Thromb Haemost 2022; 122(11): 1911-1920
DOI: 10.1055/a-1863-2052
Stroke, Systemic or Venous Thromboembolism

Joint Effect of Multiple Prothrombotic Genotypes and Mean Platelet Volume on the Risk of Incident Venous Thromboembolism

Lisa Jakobsen
1   Department of Clinical Medicine, Thrombosis Research Center, UiT-The Arctic University of Norway, Tromsø, Norway
,
1   Department of Clinical Medicine, Thrombosis Research Center, UiT-The Arctic University of Norway, Tromsø, Norway
2   Department of Internal Medicine, University Hospital of North Norway, Tromsø, Norway
,
Sigrid K. Brækkan
1   Department of Clinical Medicine, Thrombosis Research Center, UiT-The Arctic University of Norway, Tromsø, Norway
2   Department of Internal Medicine, University Hospital of North Norway, Tromsø, Norway
,
John-Bjarne Hansen
1   Department of Clinical Medicine, Thrombosis Research Center, UiT-The Arctic University of Norway, Tromsø, Norway
2   Department of Internal Medicine, University Hospital of North Norway, Tromsø, Norway
,
Vânia M. Morelli
1   Department of Clinical Medicine, Thrombosis Research Center, UiT-The Arctic University of Norway, Tromsø, Norway
2   Department of Internal Medicine, University Hospital of North Norway, Tromsø, Norway
› Author Affiliations
Funding Thrombosis Research Center (TREC) was supported by an independent grant from Stiftelsen Kristian Gerhard Jebsen (2014–2020). T.F. is supported by the Northern Norway Regional Health Authority.


Abstract

Background A high mean platelet volume (MPV), a marker of increased platelet reactivity, is a risk factor for venous thromboembolism (VTE). Whether established prothrombotic single nucleotide polymorphisms (SNPs) further increase the VTE risk in subjects with high MPV because of biological interaction remains unknown.

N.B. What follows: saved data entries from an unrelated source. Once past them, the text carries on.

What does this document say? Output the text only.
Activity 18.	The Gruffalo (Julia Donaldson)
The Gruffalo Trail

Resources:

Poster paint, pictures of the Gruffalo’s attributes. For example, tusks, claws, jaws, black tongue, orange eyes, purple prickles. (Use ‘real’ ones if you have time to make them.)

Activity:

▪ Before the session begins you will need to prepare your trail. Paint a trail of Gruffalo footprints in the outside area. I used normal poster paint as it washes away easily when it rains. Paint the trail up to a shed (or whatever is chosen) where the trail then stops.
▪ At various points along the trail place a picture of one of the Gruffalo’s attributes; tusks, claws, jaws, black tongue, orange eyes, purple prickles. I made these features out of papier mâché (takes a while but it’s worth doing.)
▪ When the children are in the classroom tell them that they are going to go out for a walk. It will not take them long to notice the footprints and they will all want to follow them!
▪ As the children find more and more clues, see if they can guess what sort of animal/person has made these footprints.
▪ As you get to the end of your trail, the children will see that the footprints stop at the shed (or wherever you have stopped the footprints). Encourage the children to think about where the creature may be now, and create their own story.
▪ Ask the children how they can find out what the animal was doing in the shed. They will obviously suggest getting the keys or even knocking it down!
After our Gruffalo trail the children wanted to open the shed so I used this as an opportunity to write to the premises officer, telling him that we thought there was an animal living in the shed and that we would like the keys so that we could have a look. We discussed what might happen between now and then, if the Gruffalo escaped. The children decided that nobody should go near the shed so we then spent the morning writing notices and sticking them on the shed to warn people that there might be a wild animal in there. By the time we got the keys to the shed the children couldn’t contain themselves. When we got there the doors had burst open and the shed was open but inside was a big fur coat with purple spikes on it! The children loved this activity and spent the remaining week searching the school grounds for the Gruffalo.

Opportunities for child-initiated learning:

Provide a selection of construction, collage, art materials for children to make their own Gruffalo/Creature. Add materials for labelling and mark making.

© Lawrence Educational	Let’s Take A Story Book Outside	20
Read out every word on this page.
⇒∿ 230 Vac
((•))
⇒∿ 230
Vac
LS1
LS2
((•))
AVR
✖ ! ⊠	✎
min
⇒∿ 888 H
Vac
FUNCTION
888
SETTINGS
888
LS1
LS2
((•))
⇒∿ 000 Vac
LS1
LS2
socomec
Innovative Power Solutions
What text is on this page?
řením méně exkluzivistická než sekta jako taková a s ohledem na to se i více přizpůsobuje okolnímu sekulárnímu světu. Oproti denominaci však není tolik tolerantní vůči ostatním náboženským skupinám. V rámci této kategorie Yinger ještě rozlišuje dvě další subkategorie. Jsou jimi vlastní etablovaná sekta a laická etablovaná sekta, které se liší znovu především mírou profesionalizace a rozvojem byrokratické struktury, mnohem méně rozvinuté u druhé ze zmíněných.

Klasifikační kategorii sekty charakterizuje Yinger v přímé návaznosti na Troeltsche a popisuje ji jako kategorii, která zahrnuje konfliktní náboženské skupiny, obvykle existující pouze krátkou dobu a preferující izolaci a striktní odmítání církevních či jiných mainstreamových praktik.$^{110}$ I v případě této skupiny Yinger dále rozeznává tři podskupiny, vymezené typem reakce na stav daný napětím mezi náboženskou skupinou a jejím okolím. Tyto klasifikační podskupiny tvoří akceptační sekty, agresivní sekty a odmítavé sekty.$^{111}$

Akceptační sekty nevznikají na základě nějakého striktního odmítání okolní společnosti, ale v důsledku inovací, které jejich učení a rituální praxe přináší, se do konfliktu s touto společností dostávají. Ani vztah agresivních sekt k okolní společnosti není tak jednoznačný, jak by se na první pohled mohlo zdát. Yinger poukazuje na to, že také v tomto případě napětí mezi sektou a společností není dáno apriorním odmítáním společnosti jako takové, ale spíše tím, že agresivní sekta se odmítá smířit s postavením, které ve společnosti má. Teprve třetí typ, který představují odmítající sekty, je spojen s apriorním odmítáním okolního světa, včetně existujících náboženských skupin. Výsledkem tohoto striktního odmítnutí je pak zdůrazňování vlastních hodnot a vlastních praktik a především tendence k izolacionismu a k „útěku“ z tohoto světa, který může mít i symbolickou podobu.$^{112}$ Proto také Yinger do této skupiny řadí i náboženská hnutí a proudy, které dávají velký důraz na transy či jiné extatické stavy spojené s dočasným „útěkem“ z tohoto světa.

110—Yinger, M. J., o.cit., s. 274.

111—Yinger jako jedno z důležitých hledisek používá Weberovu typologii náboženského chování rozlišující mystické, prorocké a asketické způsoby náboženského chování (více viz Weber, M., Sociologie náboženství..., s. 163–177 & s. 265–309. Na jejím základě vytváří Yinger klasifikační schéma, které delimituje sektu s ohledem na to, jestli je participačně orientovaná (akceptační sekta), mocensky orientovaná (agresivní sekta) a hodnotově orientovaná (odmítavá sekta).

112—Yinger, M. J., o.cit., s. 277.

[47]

Aim To investigate the joint effect of high MPV and prothrombotic genotypes, comprising a 5-SNP genetic risk score (GRS), on the risk of VTE in a population-based case–cohort.

Methods Incident VTE cases (n = 653) and a subcohort (n = 1,774) were derived from the Tromsø Study (1994–2012). DNA was genotyped for rs8176719 (ABO), rs6025 (F5), rs1799963 (F2), rs2036914 (F11), and rs2066865 (FGG). Hazard ratios (HRs) for VTE with 95% confidence intervals (CIs) were estimated according to predefined MPV-strata (<8.5, 8.5–9.5, ≥9.5 fL) and number of risk alleles for each individual SNP and the GRS (0–1, 2–3, ≥4 risk alleles) in models adjusted for age, sex, body mass index, and platelet count.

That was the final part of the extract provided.